GPT-3 goes beyond the usual question-and-answer Turing Test tricks. It can do things such as build web layouts using JSX code in response to natural language requests. In other words, you type something like “build me a page with a table showing the top 20 countries listed by GDP and put a relevant title at the top,” and GPT-3 can do just that. It showcases both the ability to adapt and a system that’s based on processing data rather than intricate hand-coded rules.
However, GPT-3 is also a case study in the limitations of machine learning. Indeed, it’s debatable whether GPT-3 is actually intelligent at all. Arguably, it could all be considered something of a digital conjuring trick. That’s because GPT3 and its machine-learning natural language brethren do not understand language—or, ultimately, anything else—at all. Instead, everything they do is simply based on statistics and patterns.
By analyzing enormous quantities of written text, statistical rules that output plausible responses to natural language queries can be created without any need for what, on a human level, would be classed as understanding. And that, essentially, is the basis for most—if not all—machine learning, whether it’s applied to the problem of natural language processing and voice assistants, self-driving cars, facial recognition, or recommending products and content to customers and consumers. It’s just pattern spotting on an epic scale. From Amazon’s Alexa to Tesla’s Autopilot, the fundamental approach is the same. You can find out more about the limitations of existing AI systems in the boxout page 43, but if we’ve established the rough parameters of AI, the next question is how it’s implemented and what kind of hardware is required.
A CHIP-DESIGN GURU AND THE UNFATHOMABLE FUTURE OF AI
CPU ARCHITECT AND TECH LEGEND JIM KELLER ON MACHINE LEARNING
Is there anybody involved in chip design with a better résumé than Jim Keller? He’s the brains behind not only AMD’s first CPU architecture to really sock it to Intel (that’ll be Hammer back in the 2000s), but also the driving force that led to Zen and AMD’s renaissance in the late 2010s. He sired Tesla’s Autopilot chip, set Apple on the path to building arguably the most efficient client CPUs available today, and more recently had a stint at Intel.

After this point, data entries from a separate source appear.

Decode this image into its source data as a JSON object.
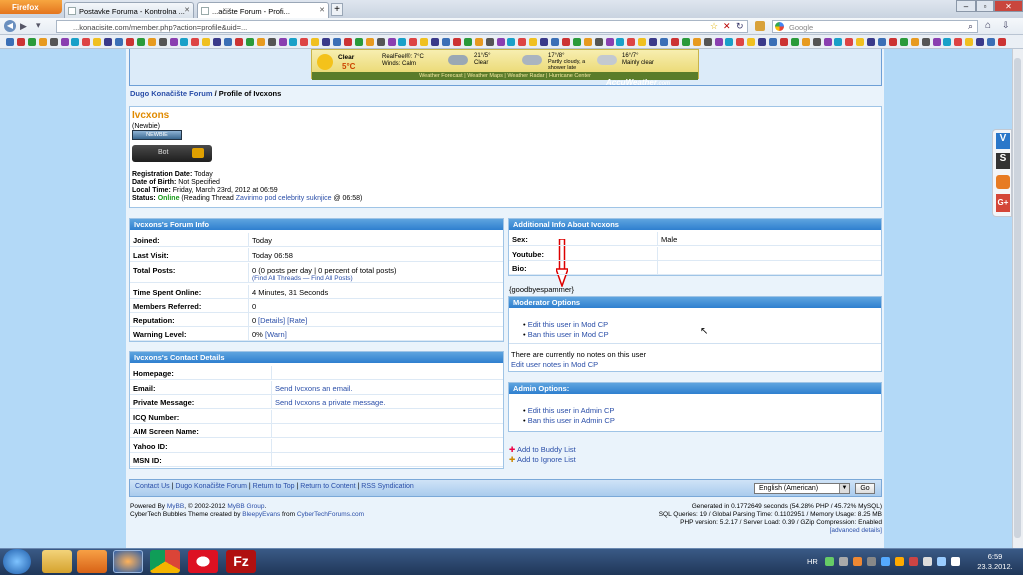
{
  "browser": {
    "menu_button": "Firefox",
    "tabs": [
      {
        "label": "Postavke Foruma - Kontrolna ..."
      },
      {
        "label": "...ačište Forum - Profi..."
      }
    ],
    "new_tab": "+",
    "url": "...konacisite.com/member.php?action=profile&uid=...",
    "search_placeholder": "Google",
    "window_buttons": [
      "–",
      "▫",
      "✕"
    ]
  },
  "weather": {
    "current": {
      "condition": "Clear",
      "temp": "5°C",
      "realfeel": "RealFeel®: 7°C",
      "winds": "Winds: Calm"
    },
    "forecasts": [
      {
        "temp": "21°/5°",
        "desc": "Clear"
      },
      {
        "temp": "17°/8°",
        "desc": "Partly cloudy, a shower late"
      },
      {
        "temp": "16°/7°",
        "desc": "Mainly clear"
      }
    ],
    "links": "Weather Forecast | Weather Maps | Weather Radar | Hurricane Center",
    "brand": "AccuWeather",
    "brand_suffix": ".com"
  },
  "breadcrumb": {
    "forum": "Dugo Konačište Forum",
    "sep": "/",
    "current": "Profile of Ivcxons"
  },
  "profile": {
    "username": "Ivcxons",
    "usertitle": "(Newbie)",
    "badge": "NEWBIE",
    "bot_label": "Bot",
    "registration_label": "Registration Date:",
    "registration_value": "Today",
    "dob_label": "Date of Birth:",
    "dob_value": "Not Specified",
    "localtime_label": "Local Time:",
    "localtime_value": "Friday, March 23rd, 2012 at 06:59",
    "status_label": "Status:",
    "status_online": "Online",
    "status_reading": "(Reading Thread",
    "status_thread": "Zavirimo pod celebrity suknjice",
    "status_time": "@ 06:58)"
  },
  "forum_info": {
    "title": "Ivcxons's Forum Info",
    "rows": [
      {
        "label": "Joined:",
        "value": "Today"
      },
      {
        "label": "Last Visit:",
        "value": "Today 06:58"
      },
      {
        "label": "Total Posts:",
        "value": "0 (0 posts per day | 0 percent of total posts)",
        "sub": "(Find All Threads — Find All Posts)"
      },
      {
        "label": "Time Spent Online:",
        "value": "4 Minutes, 31 Seconds"
      },
      {
        "label": "Members Referred:",
        "value": "0"
      },
      {
        "label": "Reputation:",
        "value": "0",
        "links": "[Details] [Rate]"
      },
      {
        "label": "Warning Level:",
        "value": "0%",
        "links": "[Warn]"
      }
    ]
  },
  "contact": {
    "title": "Ivcxons's Contact Details",
    "rows": [
      {
        "label": "Homepage:",
        "value": ""
      },
      {
        "label": "Email:",
        "value": "Send Ivcxons an email."
      },
      {
        "label": "Private Message:",
        "value": "Send Ivcxons a private message."
      },
      {
        "label": "ICQ Number:",
        "value": ""
      },
      {
        "label": "AIM Screen Name:",
        "value": ""
      },
      {
        "label": "Yahoo ID:",
        "value": ""
      },
      {
        "label": "MSN ID:",
        "value": ""
      }
    ]
  },
  "additional": {
    "title": "Additional Info About Ivcxons",
    "rows": [
      {
        "label": "Sex:",
        "value": "Male"
      },
      {
        "label": "Youtube:",
        "value": ""
      },
      {
        "label": "Bio:",
        "value": ""
      }
    ],
    "signature": "{goodbyespammer}"
  },
  "modopts": {
    "title": "Moderator Options",
    "links": [
      "Edit this user in Mod CP",
      "Ban this user in Mod CP"
    ],
    "notes": "There are currently no notes on this user",
    "edit_notes": "Edit user notes in Mod CP"
  },
  "adminopts": {
    "title": "Admin Options:",
    "links": [
      "Edit this user in Admin CP",
      "Ban this user in Admin CP"
    ]
  },
  "buddy": {
    "add_buddy": "Add to Buddy List",
    "add_ignore": "Add to Ignore List"
  },
  "footer": {
    "links": [
      "Contact Us",
      "Dugo Konačište Forum",
      "Return to Top",
      "Return to Content",
      "RSS Syndication"
    ],
    "language": "English (American)",
    "go": "Go",
    "powered1": "Powered By",
    "mybb": "MyBB",
    "powered2": ", © 2002-2012",
    "mybbgroup": "MyBB Group",
    "theme1": "CyberTech Bubbles Theme created by",
    "bleepy": "BleepyEvans",
    "theme2": "from",
    "ctforums": "CyberTechForums.com",
    "stats1": "Generated in 0.1772649 seconds (54.28% PHP / 45.72% MySQL)",
    "stats2": "SQL Queries: 19 / Global Parsing Time: 0.1102951 / Memory Usage: 8.25 MB",
    "stats3": "PHP version: 5.2.17 / Server Load: 0.39 / GZip Compression: Enabled",
    "advanced": "[advanced details]"
  },
  "taskbar": {
    "lang": "HR",
    "time": "6:59",
    "date": "23.3.2012."
  },
  "colors": {
    "page_bg": "#b3d9f7",
    "header": "#3585d1",
    "link": "#2a4ea8",
    "online": "#1a9a1a",
    "username": "#e08a00"
  }
}
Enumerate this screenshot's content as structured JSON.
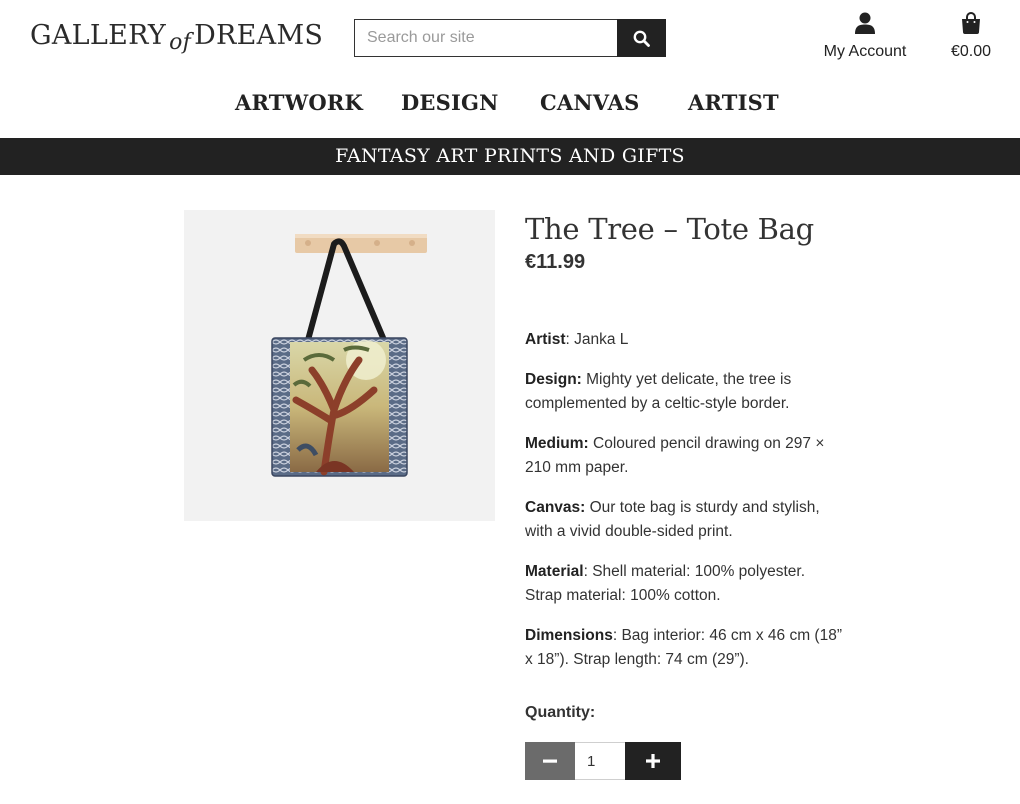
{
  "header": {
    "logo_part1": "GALLERY",
    "logo_of": "of",
    "logo_part2": "DREAMS",
    "search_placeholder": "Search our site",
    "search_icon": "search-icon",
    "account_label": "My Account",
    "account_icon": "user-icon",
    "cart_total": "€0.00",
    "cart_icon": "shopping-bag-icon"
  },
  "nav": {
    "items": [
      "ARTWORK",
      "DESIGN",
      "CANVAS",
      "ARTIST"
    ]
  },
  "banner": {
    "text": "FANTASY ART PRINTS AND GIFTS"
  },
  "product": {
    "title": "The Tree – Tote Bag",
    "price": "€11.99",
    "specs": [
      {
        "label": "Artist",
        "value": ": Janka L"
      },
      {
        "label": "Design:",
        "value": " Mighty yet delicate, the tree is complemented by a celtic-style border."
      },
      {
        "label": "Medium:",
        "value": " Coloured pencil drawing on 297 × 210 mm paper."
      },
      {
        "label": "Canvas:",
        "value": " Our tote bag is sturdy and stylish, with a vivid double-sided print."
      },
      {
        "label": "Material",
        "value": ": Shell material: 100% polyester. Strap material: 100% cotton."
      },
      {
        "label": "Dimensions",
        "value": ": Bag interior: 46 cm x 46 cm (18” x 18”). Strap length: 74 cm (29”)."
      }
    ],
    "quantity_label": "Quantity:",
    "quantity_value": "1"
  },
  "colors": {
    "dark": "#222222",
    "minus_button": "#6b6b6b",
    "image_background": "#f2f2f2"
  }
}
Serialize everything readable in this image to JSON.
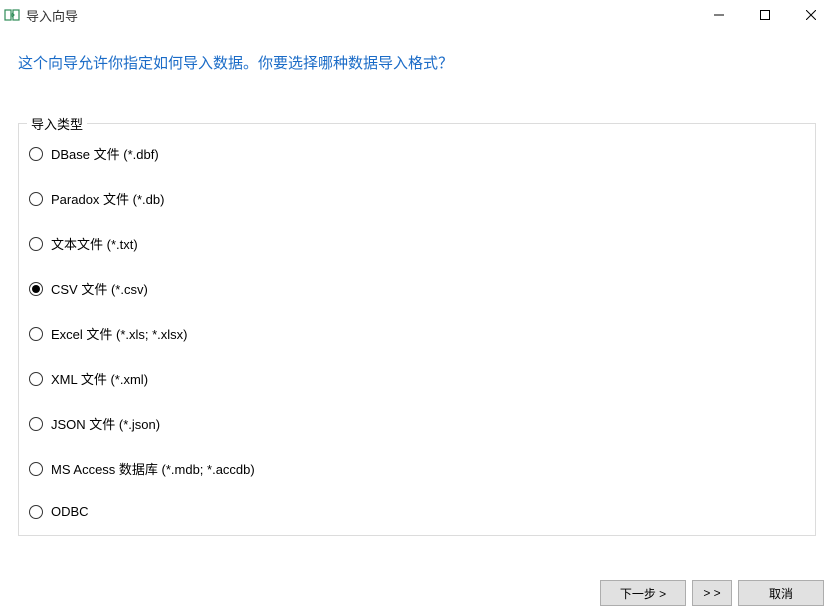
{
  "window": {
    "title": "导入向导"
  },
  "instruction": "这个向导允许你指定如何导入数据。你要选择哪种数据导入格式？",
  "group": {
    "legend": "导入类型",
    "options": [
      {
        "label": "DBase 文件 (*.dbf)",
        "selected": false
      },
      {
        "label": "Paradox 文件 (*.db)",
        "selected": false
      },
      {
        "label": "文本文件 (*.txt)",
        "selected": false
      },
      {
        "label": "CSV 文件 (*.csv)",
        "selected": true
      },
      {
        "label": "Excel 文件 (*.xls; *.xlsx)",
        "selected": false
      },
      {
        "label": "XML 文件 (*.xml)",
        "selected": false
      },
      {
        "label": "JSON 文件 (*.json)",
        "selected": false
      },
      {
        "label": "MS Access 数据库 (*.mdb; *.accdb)",
        "selected": false
      },
      {
        "label": "ODBC",
        "selected": false
      }
    ]
  },
  "footer": {
    "next": "下一步 >",
    "skip": "> >",
    "cancel": "取消"
  }
}
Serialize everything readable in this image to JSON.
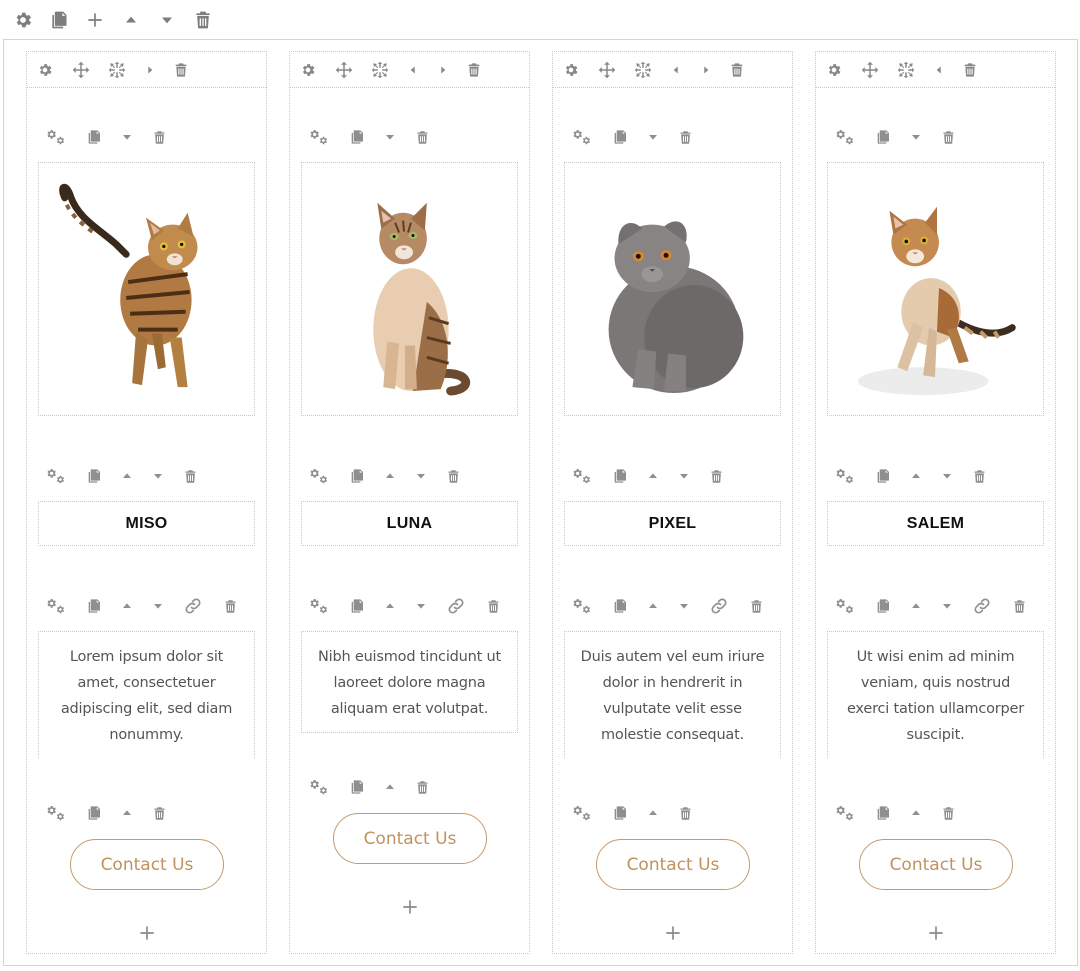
{
  "toolbar": {
    "icons": [
      "gear-icon",
      "copy-icon",
      "plus-icon",
      "chevron-up-icon",
      "chevron-down-icon",
      "trash-icon"
    ]
  },
  "accent_color": "#c49a6c",
  "cards": [
    {
      "name": "MISO",
      "text": "Lorem ipsum dolor sit amet, consectetuer adipiscing elit, sed diam nonummy.",
      "button": "Contact Us",
      "image": "tabby-cat-walking"
    },
    {
      "name": "LUNA",
      "text": "Nibh euismod tincidunt ut laoreet dolore magna aliquam erat volutpat.",
      "button": "Contact Us",
      "image": "siamese-tabby-cat-sitting"
    },
    {
      "name": "PIXEL",
      "text": "Duis autem vel eum iriure dolor in hendrerit in vulputate velit esse molestie consequat.",
      "button": "Contact Us",
      "image": "grey-scottish-fold-cat"
    },
    {
      "name": "SALEM",
      "text": "Ut wisi enim ad minim veniam, quis nostrud exerci tation ullamcorper suscipit.",
      "button": "Contact Us",
      "image": "calico-kitten-standing"
    }
  ]
}
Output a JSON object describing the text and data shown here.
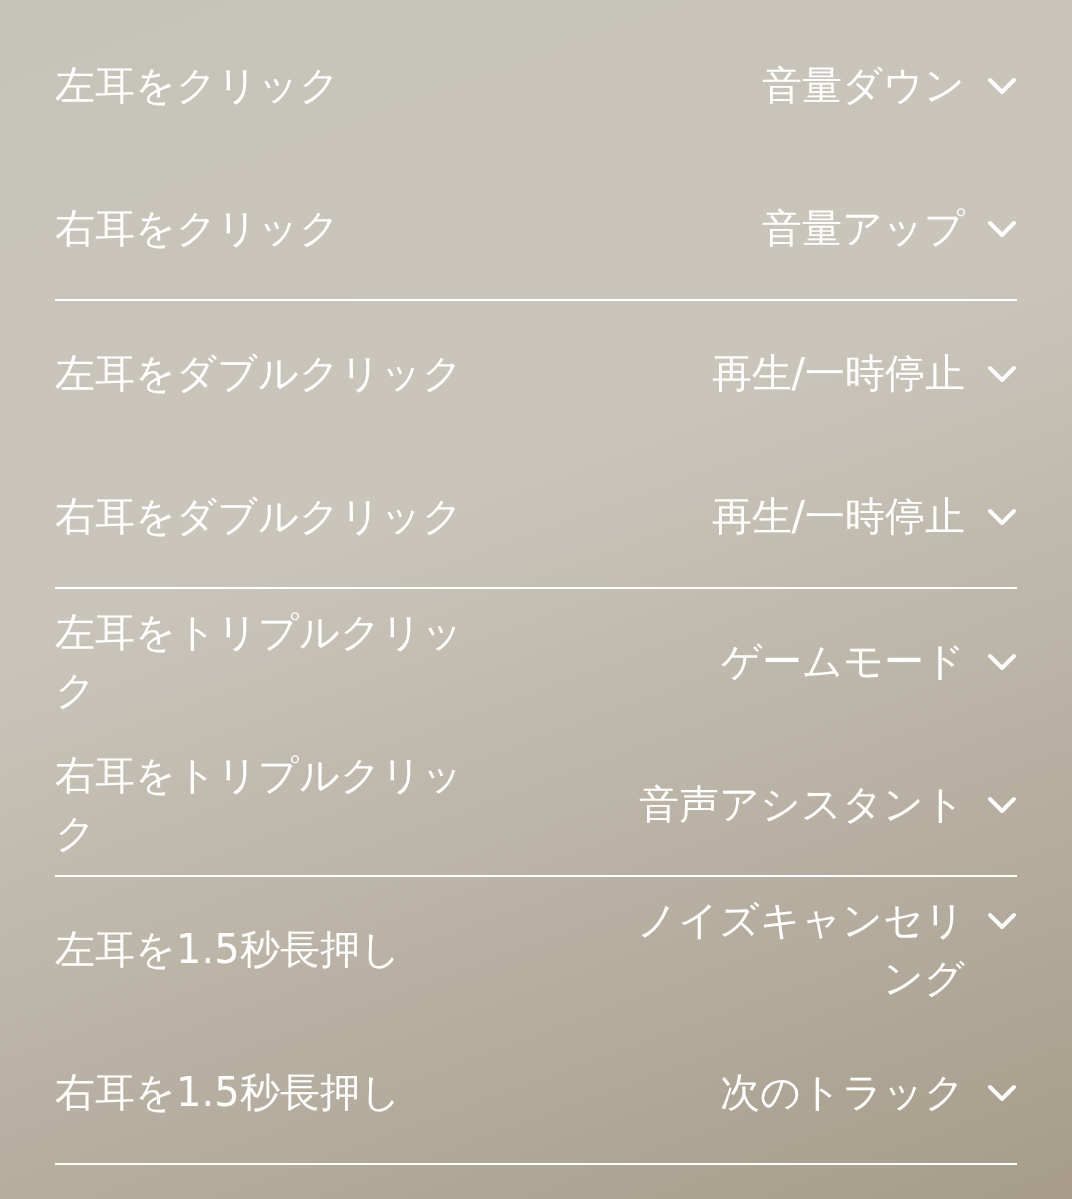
{
  "groups": [
    {
      "rows": [
        {
          "label": "左耳をクリック",
          "value": "音量ダウン"
        },
        {
          "label": "右耳をクリック",
          "value": "音量アップ"
        }
      ]
    },
    {
      "rows": [
        {
          "label": "左耳をダブルクリック",
          "value": "再生/一時停止"
        },
        {
          "label": "右耳をダブルクリック",
          "value": "再生/一時停止"
        }
      ]
    },
    {
      "rows": [
        {
          "label": "左耳をトリプルクリック",
          "value": "ゲームモード"
        },
        {
          "label": "右耳をトリプルクリック",
          "value": "音声アシスタント"
        }
      ]
    },
    {
      "rows": [
        {
          "label": "左耳を1.5秒長押し",
          "value": "ノイズキャンセリング"
        },
        {
          "label": "右耳を1.5秒長押し",
          "value": "次のトラック"
        }
      ]
    }
  ]
}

Now Keller is heading a start-up, Tenstorrent, specializing in custom chips for accelerating AI workloads. That fact alone is enough to lend serious credibility to the field of AI and machine learning. According to Keller, there are now three kinds of computers. First there were CPUs. Then came GPUs. Now, the AI computer has arrived.
“In the beginning,” Keller explains of the development of computers, “there was scalar math, like A equals B plus C times D. With a small number of transistors, that’s all the math you could do.” As the transistor count of computer chips grew exponential, so did the complexity of math that was possible. First, vector math was possible, then matrix multiply. Today, the complexity is pushing chip design in a new direction.
“As we get even more transistors, you want to take big operations and break them up. If you make your matrix multiplier too big, you begin to waste energy. So you build this optimal size block that’s not too small, like a thread in a GPU, but not too big, like covering the whole chip with one matrix multiplier.” The result, according to Keller, is an array of medium-sized processors where “medium” means a processor capable of four tera operations per second. What Keller is describing is the next step in AI computing from specialized blocks that accelerate matrix math, like Nvidia’s Tensor cores, to a new type of chip that accelerates what he calls “graph” computing.